The Pelvic Health and Rehabilitation Center was founded by Elizabeth Akincilar and Stephanie Prendergast in 2006, they have been treating people with pelvic floor disorders since 2001. They were trained and mentored by a medical doctor and quickly became experts in treating pelvic floor disorders. They began creating courses and sharing their knowledge around the world. They expanded to 11 locations in the United States and developed a residency style training program for their employees with ongoing weekly mentoring. The physical therapists who work at PHRC have undergone more training than the majority of pelvic floor physical therapists and as a result offer efficient and high quality care.

How many years of experience do we have?

Stephanie and Liz have 24 years of experience and help each and every team member become an expert in the field through their training and mentoring program.

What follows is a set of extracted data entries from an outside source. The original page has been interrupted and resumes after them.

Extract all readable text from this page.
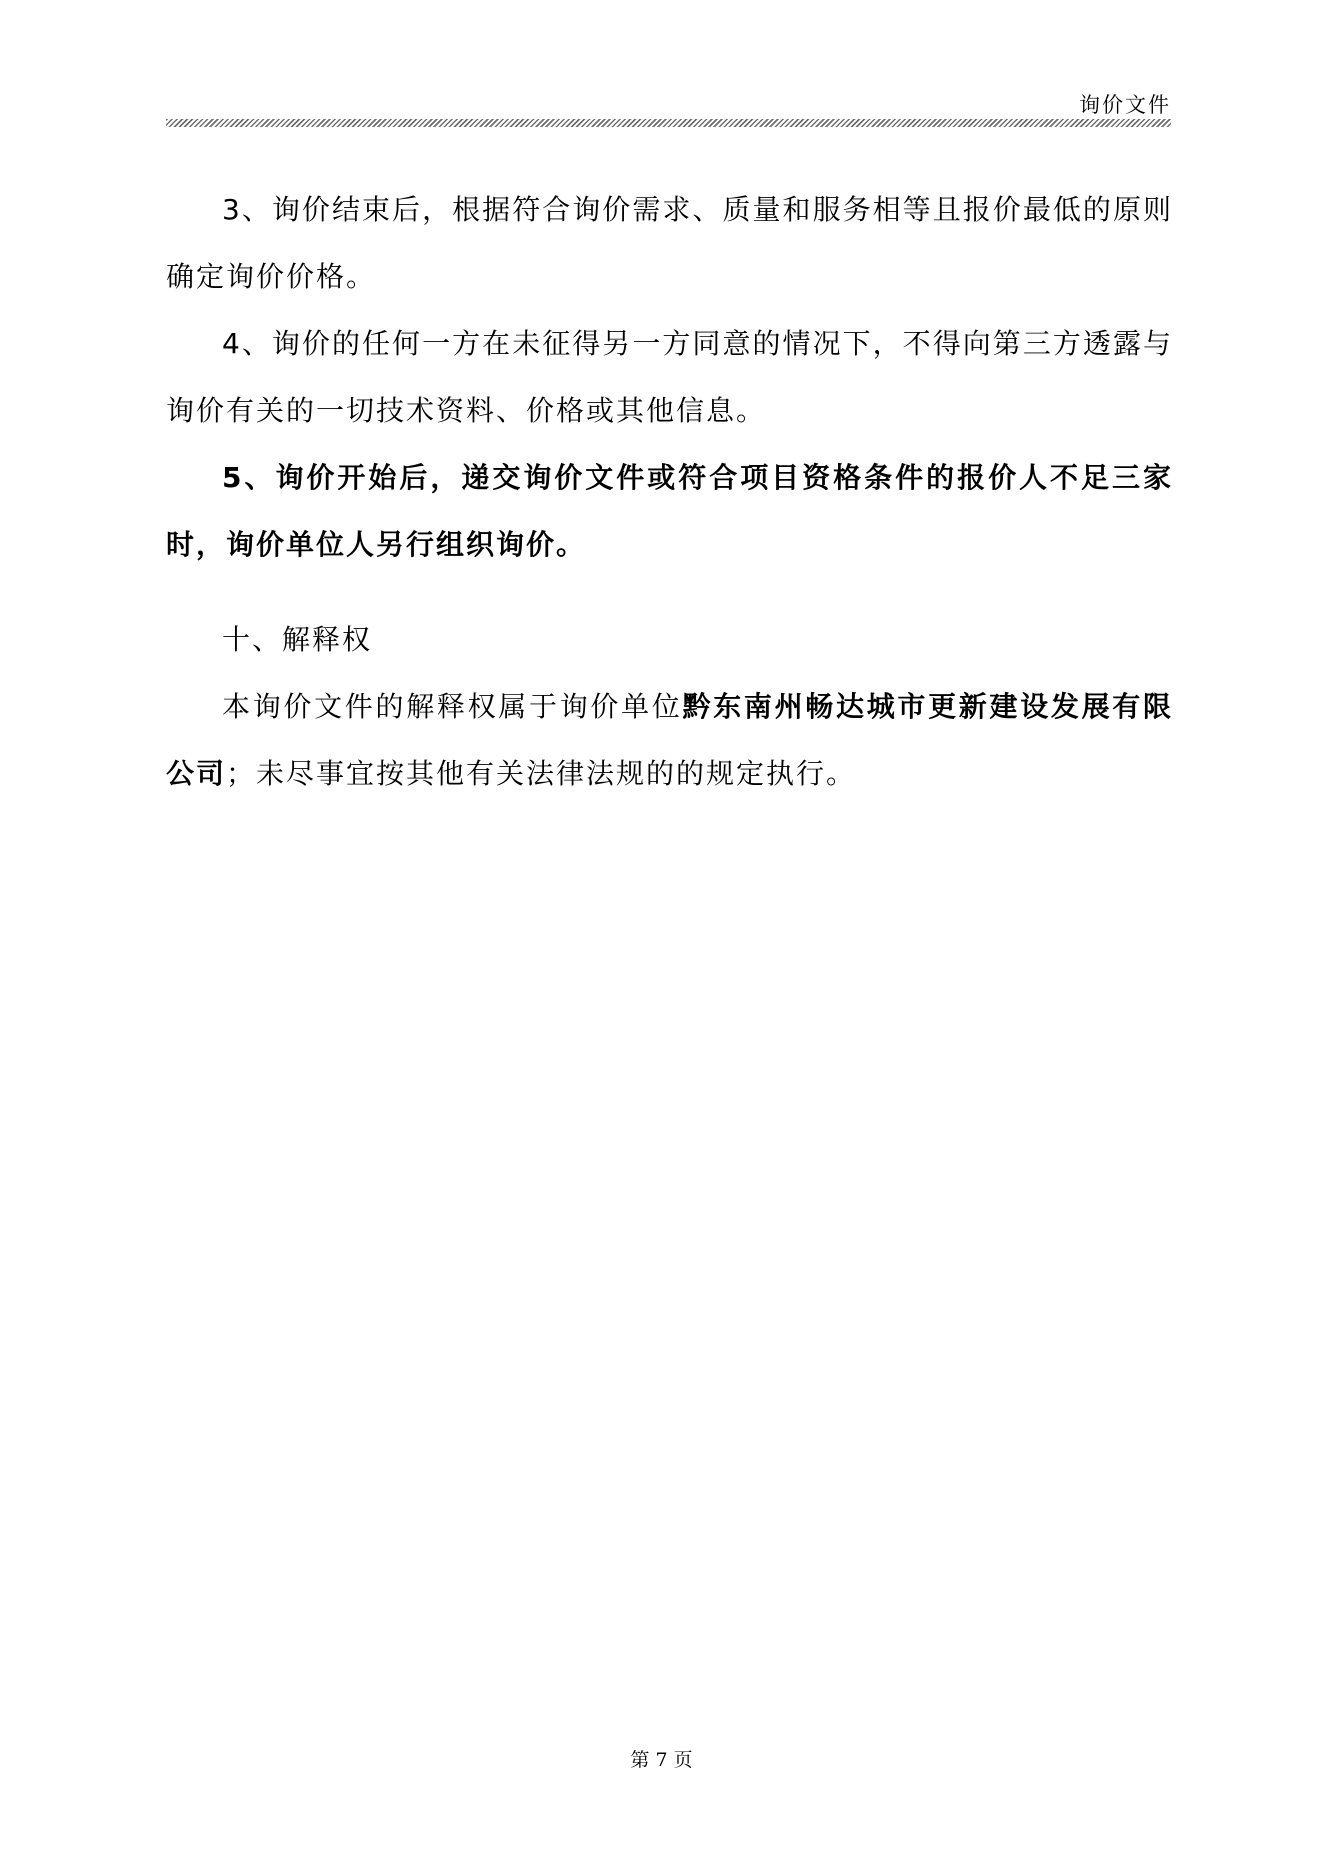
询价文件

3、询价结束后，根据符合询价需求、质量和服务相等且报价最低的原则确定询价价格。

4、询价的任何一方在未征得另一方同意的情况下，不得向第三方透露与询价有关的一切技术资料、价格或其他信息。

5、询价开始后，递交询价文件或符合项目资格条件的报价人不足三家时，询价单位人另行组织询价。

十、解释权

本询价文件的解释权属于询价单位黔东南州畅达城市更新建设发展有限公司；未尽事宜按其他有关法律法规的的规定执行。

第 7 页
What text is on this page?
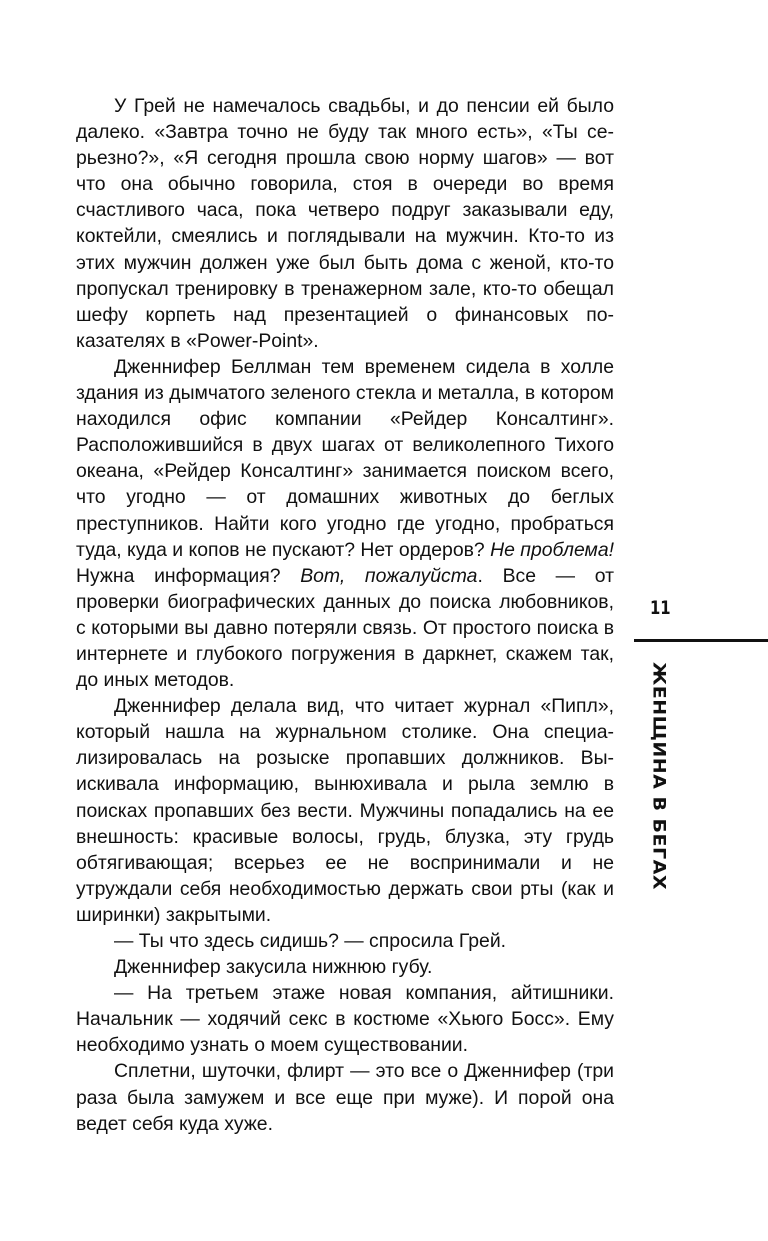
У Грей не намечалось свадьбы, и до пенсии ей было далеко. «Завтра точно не буду так много есть», «Ты серьезно?», «Я сегодня прошла свою норму шагов» — вот что она обычно говорила, стоя в очереди во время счастливого часа, пока четверо подруг заказывали еду, коктейли, смеялись и поглядывали на мужчин. Кто-то из этих мужчин должен уже был быть дома с женой, кто-то пропускал тренировку в тренажерном зале, кто-то обещал шефу корпеть над презентацией о финансовых показателях в «Power-Point».

Дженнифер Беллман тем временем сидела в холле здания из дымчатого зеленого стекла и металла, в котором находился офис компании «Рейдер Консалтинг». Расположившийся в двух шагах от великолепного Тихого океана, «Рейдер Консалтинг» занимается поиском всего, что угодно — от домашних животных до беглых преступников. Найти кого угодно где угодно, пробраться туда, куда и копов не пускают? Нет ордеров? Не проблема! Нужна информация? Вот, пожалуйста. Все — от проверки биографических данных до поиска любовников, с которыми вы давно потеряли связь. От простого поиска в интернете и глубокого погружения в даркнет, скажем так, до иных методов.

Дженнифер делала вид, что читает журнал «Пипл», который нашла на журнальном столике. Она специализировалась на розыске пропавших должников. Выискивала информацию, вынюхивала и рыла землю в поисках пропавших без вести. Мужчины попадались на ее внешность: красивые волосы, грудь, блузка, эту грудь обтягивающая; всерьез ее не воспринимали и не утруждали себя необходимостью держать свои рты (как и ширинки) закрытыми.

— Ты что здесь сидишь? — спросила Грей.

Дженнифер закусила нижнюю губу.

— На третьем этаже новая компания, айтишники. Начальник — ходячий секс в костюме «Хьюго Босс». Ему необходимо узнать о моем существовании.

Сплетни, шуточки, флирт — это все о Дженнифер (три раза была замужем и все еще при муже). И порой она ведет себя куда хуже.

11
ЖЕНЩИНА В БЕГАХ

Why PHRC versus anyone else?

PHRC is unique because of the specific focus on pelvic floor disorders and the leadership at our company. We are constantly lecturing, teaching, and staying ahead of the curve with our connections to medical experts and emerging experts. As a result, we are able to efficiently and effectively help our patients restore their pelvic health.

Do we treat men for pelvic floor therapy?

The Pelvic Health and Rehabilitation Center is unique in that the Cofounders have always treated people of all genders and therefore have trained the team members and staff the same way. Many pelvic floor physical therapists focus solely on people with vulvas, this is not the case here.

Do I need pelvic floor therapy forever?

The majority of people with pelvic floor dysfunction will undergo pelvic floor physical therapy for a set amount of time based on their goals. Every 6 -8 weeks goals will be re-established based on the physical improvements and remaining physical impairments. Most patients will achieve their goals in 3 – 6 months. If there are complicating medical or untreated comorbidities some patients will be in therapy longer.